Когда в Москву приехал оркестр Нью-Йоркской филармонии с Эрихом Лайнсдорфом, Гилельс сыграл с ними Пятый концерт Бетховена. Через несколько дней он получил письмо от строгого критика — Г. Когана. Вот оно:
Москва, 18 сентября 1976 г.
Дорогой Эмиль Григорьевич!
Два дня тому назад, с трудом достав билет, я слышал Вас в симфоническом концерте Нью-Йоркского оркестра и с тех пор нахожусь под впечатлением сыгранного Вами Es-dur’ного Концерта Бетховена.

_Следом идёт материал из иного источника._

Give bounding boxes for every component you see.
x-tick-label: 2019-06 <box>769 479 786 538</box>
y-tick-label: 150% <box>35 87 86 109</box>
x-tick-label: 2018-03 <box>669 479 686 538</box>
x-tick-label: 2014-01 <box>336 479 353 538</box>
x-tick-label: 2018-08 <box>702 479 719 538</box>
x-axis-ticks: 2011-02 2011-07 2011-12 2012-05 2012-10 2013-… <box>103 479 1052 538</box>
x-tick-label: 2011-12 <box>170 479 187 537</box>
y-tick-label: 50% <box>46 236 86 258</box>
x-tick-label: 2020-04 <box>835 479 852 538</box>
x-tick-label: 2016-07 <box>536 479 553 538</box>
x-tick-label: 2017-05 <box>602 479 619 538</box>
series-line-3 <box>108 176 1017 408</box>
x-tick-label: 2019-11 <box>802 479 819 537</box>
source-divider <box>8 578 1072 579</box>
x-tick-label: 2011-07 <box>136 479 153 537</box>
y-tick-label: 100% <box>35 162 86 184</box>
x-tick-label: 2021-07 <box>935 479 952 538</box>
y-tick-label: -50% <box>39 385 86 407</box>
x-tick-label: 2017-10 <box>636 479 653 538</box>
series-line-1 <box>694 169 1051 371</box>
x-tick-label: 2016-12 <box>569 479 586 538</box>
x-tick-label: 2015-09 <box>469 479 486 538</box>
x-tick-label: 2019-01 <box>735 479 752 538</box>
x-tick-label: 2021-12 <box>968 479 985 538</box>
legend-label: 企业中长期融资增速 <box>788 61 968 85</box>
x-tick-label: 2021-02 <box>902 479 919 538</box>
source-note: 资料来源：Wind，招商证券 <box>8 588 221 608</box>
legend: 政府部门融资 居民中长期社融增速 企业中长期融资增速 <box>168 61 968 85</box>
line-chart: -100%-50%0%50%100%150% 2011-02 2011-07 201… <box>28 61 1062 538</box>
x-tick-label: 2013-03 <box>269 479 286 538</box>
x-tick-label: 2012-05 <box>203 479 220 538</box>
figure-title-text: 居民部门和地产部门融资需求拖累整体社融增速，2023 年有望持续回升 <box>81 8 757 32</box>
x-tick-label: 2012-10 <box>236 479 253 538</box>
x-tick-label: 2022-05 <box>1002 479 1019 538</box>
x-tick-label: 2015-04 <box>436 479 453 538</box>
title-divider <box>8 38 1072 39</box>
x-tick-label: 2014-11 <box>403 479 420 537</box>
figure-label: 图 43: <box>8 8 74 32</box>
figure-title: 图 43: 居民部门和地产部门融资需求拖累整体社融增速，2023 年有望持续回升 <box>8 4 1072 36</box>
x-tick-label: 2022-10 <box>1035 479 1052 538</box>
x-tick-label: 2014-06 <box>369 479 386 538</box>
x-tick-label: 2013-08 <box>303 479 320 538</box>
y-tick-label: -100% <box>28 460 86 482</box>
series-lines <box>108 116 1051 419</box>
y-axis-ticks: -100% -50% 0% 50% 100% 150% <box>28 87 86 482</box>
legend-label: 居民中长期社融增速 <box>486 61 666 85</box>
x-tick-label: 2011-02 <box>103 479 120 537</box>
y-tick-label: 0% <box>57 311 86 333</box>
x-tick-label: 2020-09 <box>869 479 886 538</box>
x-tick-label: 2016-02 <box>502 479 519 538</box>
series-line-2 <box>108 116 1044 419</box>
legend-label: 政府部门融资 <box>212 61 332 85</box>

Я много раз слушал этот концерт в исполнении превосходных, известных пианистов, но Ваше исполнение 16-го числа было лучшим из всех, какие я когда-либо слышал. С первой до последней ноты это было необыкновенно, идеально хорошо, настоящее, я бы сказал, античное совершенство. Не только с чисто пианистической стороны, где все было «вылеплено» с поразительной пластичностью (одни «жемчужные» гаммообразные пассажи чего стоили, не говоря уже о великолепной мужественной отчетливости арпеджий и пассажей forte), но вся музыка концерта, ее величие и нежность, все тончайшие переходы звучания были переданы так, что дух захватывало от восторга.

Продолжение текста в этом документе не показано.